Star Trek vs Battlestar Galactica: the latter takes the former and makes the conflicts internal rather than external. Stories are about emotional conflicts between -- or often within -- people more than they are about space battles and space politics. One of the reasons the premise of Battlestar is so compelling is that there is so much personal responsibility for the external conflict: the Cylons (unlike in the original, I think) are the endpoint of our technology, technology that we abandoned, and since they look just like people -- since we may be Cylons without knowing it -- existential crises are huge.

The original Star Wars movies drew on sources like King Arthur and German legend that "predated" the Wordsworth shift so the conflict was mostly external, like Star Trek. Fair enough. But as pop culture shifted into fancy stuff with internal states, the prequels pretended the shift never happened, and so it felt like we were watching dumb kids stuff -- the Star Wars Prequels should have been to the Original Star Wars movies what Battlestar is to Star Trek.

Kill Bill gave us that external/internal shift between the two volumes: volume on is all sword battles and violence and the body count is huge. In volume two Thurman kills only one person, almost bloodlessly and the final "battle" is a conversation with Bill, who is repentant, nice, and an excellent dad. The "battle" is between the temptation to be a family again and the warrior's sense of duty to the mission, no matter what.

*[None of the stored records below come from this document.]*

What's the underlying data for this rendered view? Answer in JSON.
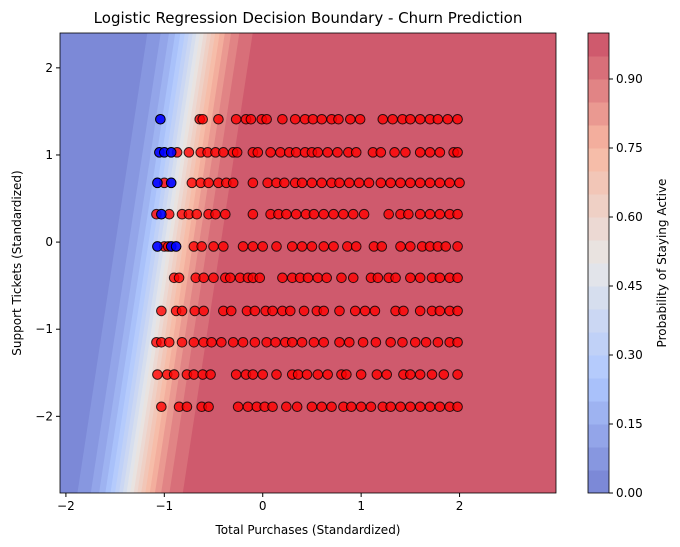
{
  "chart_data": {
    "type": "scatter",
    "title": "Logistic Regression Decision Boundary - Churn Prediction",
    "xlabel": "Total Purchases (Standardized)",
    "ylabel": "Support Tickets (Standardized)",
    "xlim": [
      -2.06,
      2.98
    ],
    "ylim": [
      -2.88,
      2.4
    ],
    "xticks": [
      -2,
      -1,
      0,
      1,
      2
    ],
    "yticks": [
      -2,
      -1,
      0,
      1,
      2
    ],
    "grid": false,
    "colormap": "coolwarm",
    "background": {
      "type": "contourf",
      "decision_function": {
        "coef_x": 5.5,
        "coef_y": -0.74,
        "intercept": 5.28
      },
      "levels": 20
    },
    "colorbar": {
      "label": "Probability of Staying Active",
      "range": [
        0,
        1
      ],
      "ticks": [
        "0.00",
        "0.15",
        "0.30",
        "0.45",
        "0.60",
        "0.75",
        "0.90"
      ]
    },
    "point_colors": {
      "class_0": "#0000ff",
      "class_1": "#ff0000"
    },
    "rows": [
      {
        "y": 1.41,
        "blue": [
          -1.04
        ],
        "red": [
          -0.64,
          -0.61,
          -0.45,
          -0.27,
          -0.17,
          -0.12,
          -0.01,
          0.04,
          0.2,
          0.33,
          0.43,
          0.51,
          0.6,
          0.7,
          0.77,
          0.89,
          0.99,
          1.22,
          1.32,
          1.42,
          1.5,
          1.6,
          1.7,
          1.78,
          1.88,
          1.98
        ]
      },
      {
        "y": 1.03,
        "blue": [
          -1.05,
          -1.0,
          -0.93
        ],
        "red": [
          -0.87,
          -0.75,
          -0.63,
          -0.56,
          -0.48,
          -0.4,
          -0.3,
          -0.26,
          -0.1,
          -0.05,
          0.08,
          0.18,
          0.27,
          0.34,
          0.43,
          0.5,
          0.56,
          0.66,
          0.76,
          0.87,
          0.95,
          1.12,
          1.2,
          1.34,
          1.45,
          1.6,
          1.7,
          1.8,
          1.94,
          1.98
        ]
      },
      {
        "y": 0.68,
        "blue": [
          -1.07,
          -0.93
        ],
        "red": [
          -1.0,
          -0.72,
          -0.63,
          -0.55,
          -0.45,
          -0.37,
          -0.3,
          -0.1,
          0.05,
          0.14,
          0.22,
          0.33,
          0.4,
          0.5,
          0.6,
          0.7,
          0.78,
          0.88,
          0.98,
          1.08,
          1.2,
          1.3,
          1.4,
          1.5,
          1.6,
          1.7,
          1.8,
          1.9,
          2.0
        ]
      },
      {
        "y": 0.32,
        "blue": [
          -1.03
        ],
        "red": [
          -1.08,
          -0.95,
          -0.82,
          -0.75,
          -0.67,
          -0.55,
          -0.48,
          -0.38,
          -0.1,
          0.08,
          0.16,
          0.24,
          0.34,
          0.44,
          0.52,
          0.62,
          0.72,
          0.82,
          0.92,
          1.03,
          1.28,
          1.4,
          1.48,
          1.6,
          1.7,
          1.8,
          1.9,
          1.98
        ]
      },
      {
        "y": -0.05,
        "blue": [
          -1.07,
          -0.93,
          -0.88
        ],
        "red": [
          -1.0,
          -0.96,
          -0.7,
          -0.62,
          -0.5,
          -0.4,
          -0.2,
          -0.1,
          0.0,
          0.14,
          0.3,
          0.4,
          0.5,
          0.62,
          0.72,
          0.86,
          0.95,
          1.13,
          1.21,
          1.4,
          1.5,
          1.62,
          1.7,
          1.78,
          1.86,
          1.98
        ]
      },
      {
        "y": -0.41,
        "blue": [],
        "red": [
          -0.9,
          -0.85,
          -0.68,
          -0.6,
          -0.5,
          -0.38,
          -0.33,
          -0.23,
          -0.15,
          -0.1,
          -0.03,
          0.2,
          0.3,
          0.38,
          0.46,
          0.56,
          0.65,
          0.8,
          0.92,
          1.1,
          1.17,
          1.28,
          1.35,
          1.5,
          1.6,
          1.72,
          1.8,
          1.9,
          1.98
        ]
      },
      {
        "y": -0.79,
        "blue": [],
        "red": [
          -1.03,
          -0.88,
          -0.82,
          -0.69,
          -0.6,
          -0.4,
          -0.32,
          -0.16,
          -0.08,
          0.03,
          0.1,
          0.2,
          0.28,
          0.42,
          0.55,
          0.62,
          0.78,
          0.94,
          1.04,
          1.14,
          1.35,
          1.43,
          1.6,
          1.72,
          1.8,
          1.9,
          1.98
        ]
      },
      {
        "y": -1.15,
        "blue": [],
        "red": [
          -1.08,
          -1.03,
          -0.95,
          -0.82,
          -0.7,
          -0.6,
          -0.52,
          -0.42,
          -0.3,
          -0.2,
          -0.08,
          0.04,
          0.13,
          0.23,
          0.3,
          0.4,
          0.52,
          0.62,
          0.78,
          0.88,
          1.02,
          1.15,
          1.3,
          1.42,
          1.55,
          1.66,
          1.78,
          1.9,
          1.98
        ]
      },
      {
        "y": -1.52,
        "blue": [],
        "red": [
          -1.07,
          -0.97,
          -0.9,
          -0.77,
          -0.7,
          -0.61,
          -0.53,
          -0.27,
          -0.17,
          -0.1,
          0.0,
          0.14,
          0.3,
          0.36,
          0.45,
          0.56,
          0.66,
          0.8,
          0.85,
          1.0,
          1.16,
          1.26,
          1.43,
          1.5,
          1.6,
          1.72,
          1.84,
          1.98
        ]
      },
      {
        "y": -1.89,
        "blue": [],
        "red": [
          -1.03,
          -0.85,
          -0.77,
          -0.62,
          -0.55,
          -0.25,
          -0.15,
          -0.06,
          0.02,
          0.1,
          0.24,
          0.35,
          0.5,
          0.6,
          0.7,
          0.82,
          0.9,
          1.0,
          1.1,
          1.22,
          1.3,
          1.4,
          1.5,
          1.6,
          1.7,
          1.8,
          1.9,
          1.98
        ]
      }
    ]
  }
}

The Sopranos begins with Tony the Mob Boss seeing a psychiatrist -- the show takes the mob genre and creates the drama by emphasizing the internal over the external, Tony's emotional states over power plays on the streets. This is a show that often holds out the possibility of some big gun battle but finds all the real "battles" in Tony's home and his therapy.

Joss Whedon tells stories about Cute Girls who fight Vampires, but -- revising old vampire stuff -- he creates an emotional core by making the vampire stuff just allegories for high school conflicts, conflicts that are more often than not internal. A witch's curse makes Angel go evil after a moment of perfect happiness but this is really just a story about a girl who looses her virginity and then finds that her true love has just become this completely different person who did not care about it as much as she did and, having got what he wanted, blows her off.

Our own Streebo made a great Zombie film that I won't ruin for you, but it involves a shift of this kind.

The Wire is a big exception here -- that is a show that goes as external as you can go -- away from people and into systems.

I do not know if this is a good model for thinking about the evolution of pop culture, because I feel like you can go into anything from any period -- especially if you know some psychoanalysis -- and demonstrate how it was always already internal. Is the shift I am talking about more putting the internal conflict on the surface, where before it was merely subtext?